Sometimes, small variations within sample quality can have huge consequences, making the difference between success and failure of an experiment. These variations can be easily detected and prevented using proper sample QC. Save time and money and gain peace of mind by dealing only with the highest quality samples.

Impact of neglecting quality control

QC can require just a few minutes and a little bit of money to perform but has potential to save you significant time and costs and give you peace of mind that you're processing only the samples of highest quality.

Validating and streamlining routine nucleic acid QC procedures can be a profitable investment.
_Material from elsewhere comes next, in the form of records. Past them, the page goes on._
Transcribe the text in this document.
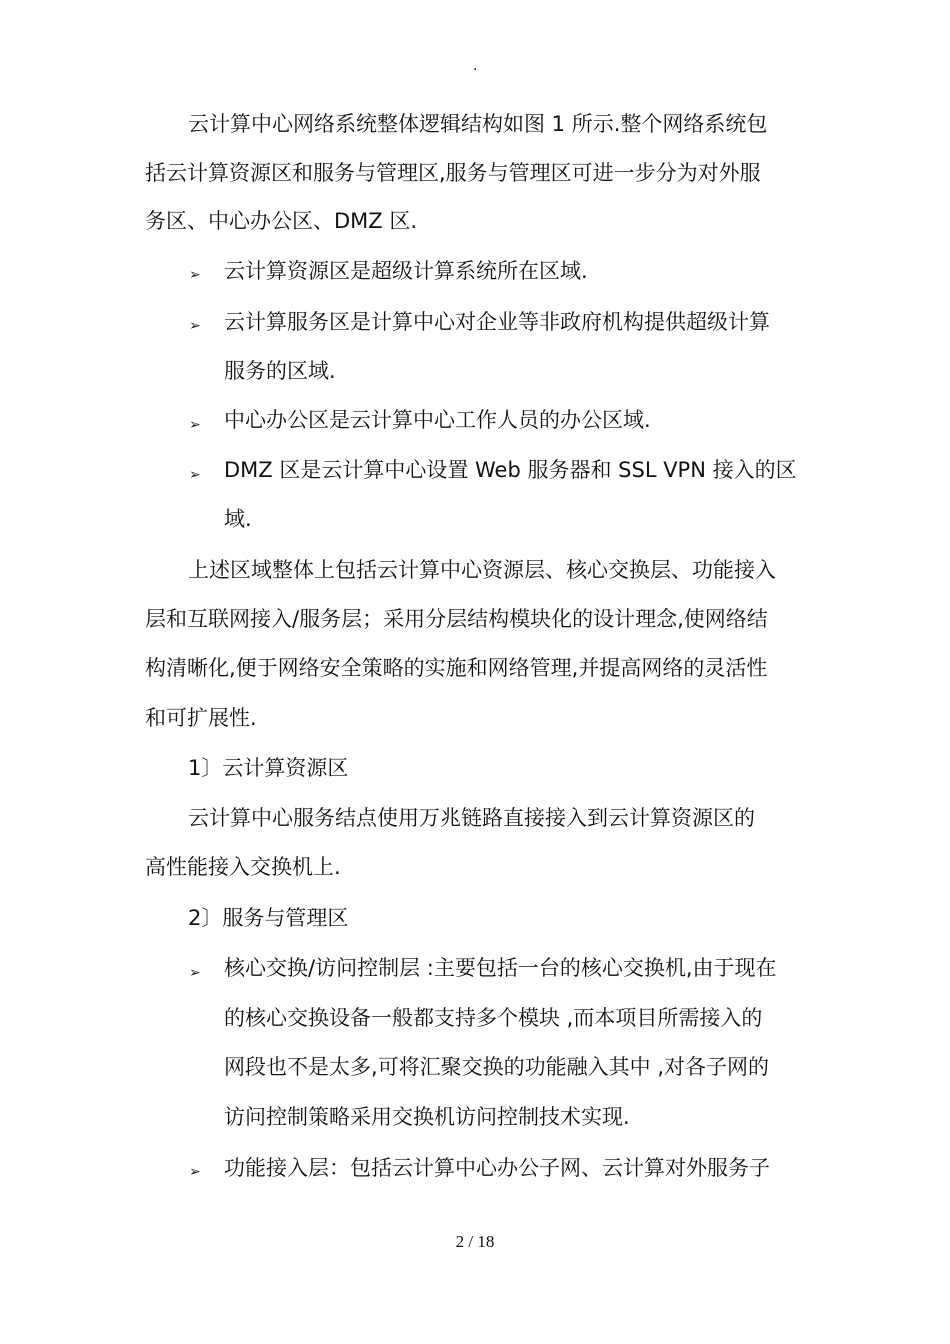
.
云计算中心网络系统整体逻辑结构如图 1 所示.整个网络系统包
括云计算资源区和服务与管理区,服务与管理区可进一步分为对外服
务区、中心办公区、DMZ 区.
➢ 云计算资源区是超级计算系统所在区域.
➢ 云计算服务区是计算中心对企业等非政府机构提供超级计算
服务的区域.
➢ 中心办公区是云计算中心工作人员的办公区域.
➢ DMZ 区是云计算中心设置 Web 服务器和 SSL VPN 接入的区
域.
上述区域整体上包括云计算中心资源层、核心交换层、功能接入
层和互联网接入/服务层；采用分层结构模块化的设计理念,使网络结
构清晰化,便于网络安全策略的实施和网络管理,并提高网络的灵活性
和可扩展性.
1〕云计算资源区
云计算中心服务结点使用万兆链路直接接入到云计算资源区的
高性能接入交换机上.
2〕服务与管理区
➢ 核心交换/访问控制层 :主要包括一台的核心交换机,由于现在
的核心交换设备一般都支持多个模块 ,而本项目所需接入的
网段也不是太多,可将汇聚交换的功能融入其中 ,对各子网的
访问控制策略采用交换机访问控制技术实现.
➢ 功能接入层：包括云计算中心办公子网、云计算对外服务子
2 / 18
Using high-performance tools to analyze nucleic acid quantity, purity and size distribution takes just a few minutes and costs only around $1–2 USD per sample.

In certain cases, QC can also be resource intensive and time-consuming, but the benefits of appropriate QC still often outweigh the risks. Today’s detection technologies are much more sensitive than before, but they are not necessarily more robust with respect to tolerating variations in sample quality. Analyzing low-quality samples wastes significant research costs and time and even worse, can lead to data misinterpretation and incorrect results.

Estimated cost and time required for common detection technologies

The more complex and expensive your workflow is, the more time and money you might lose processing poor-quality samples, but the more you stand to gain from performing relevant QC procedures.

Method Cost per sample (US dollars) Time
qPCR
$1.50 4–5 hours
Pyrosequencing $3.00 7–8 hours
Sanger sequencing $5-6 4–6 hours
Next-generation sequencing > $200 2–3 working days
Affymetrix GeneChip $500–800 >2 working days

The high incidence of irreproducible scientific research results is a growing concern, with approximately $28 billion USD spent each year in the United States alone on biomedical research that cannot be reproduced (1). Implementing quality control procedures at key steps in laboratory workflows can help standardize sample parameters and the quality of the data they generate.

Together with performing QC at key steps of your workflows, choosing high quality chemistries with high-performing and well-maintained tools and instruments increases the reproducibility of your experiments, bringing you confidence in results interpretation to turn your samples into insights.


References
  1. Federation of American Societies for Experimental Biology. (2016) Enhancing Research Reproducibility: Recommendations from the Federation of American Societies for Experimental Biology. http://www.faseb.org/Portals/2/PDFs/opa/2016/FASEB_Enhancing Research Reproducibility.pdf
  2. Frye, S.V. et al. Tackling reproducibility in academic preclinical drug discovery. (2015) Nat. Rev. Drug Discov. 14.
  3. Bustin, S.A. The reproducibility of biomedical research: Sleepers awake! (2014) Biomol. Detect. Quantif. 2, 35–42.
  4. Special: Challenges in irreproducible research. Nature website http://www.nature.com/news/reproducibility-1.17552.
  5. The Academy of Medical Sciences. Reproducibility and reliability of biomedical research: improving research practice. (2015) Symposium report.
  6. Betsou, F. et al. Identification of evidence-based biospecimen quality-control tools: A report of the international society for biological and environmental repositories (ISBER) biospecimen science working group. (2013) J. Mol. Diagnostics 15, 3–16.
  7. Freedman, L.P., Cockburn, I.M. and Simcoe, T.S. The Economics of Reproducibility in Preclinical Research. (2015) PLOS Biol. 13, e1002165.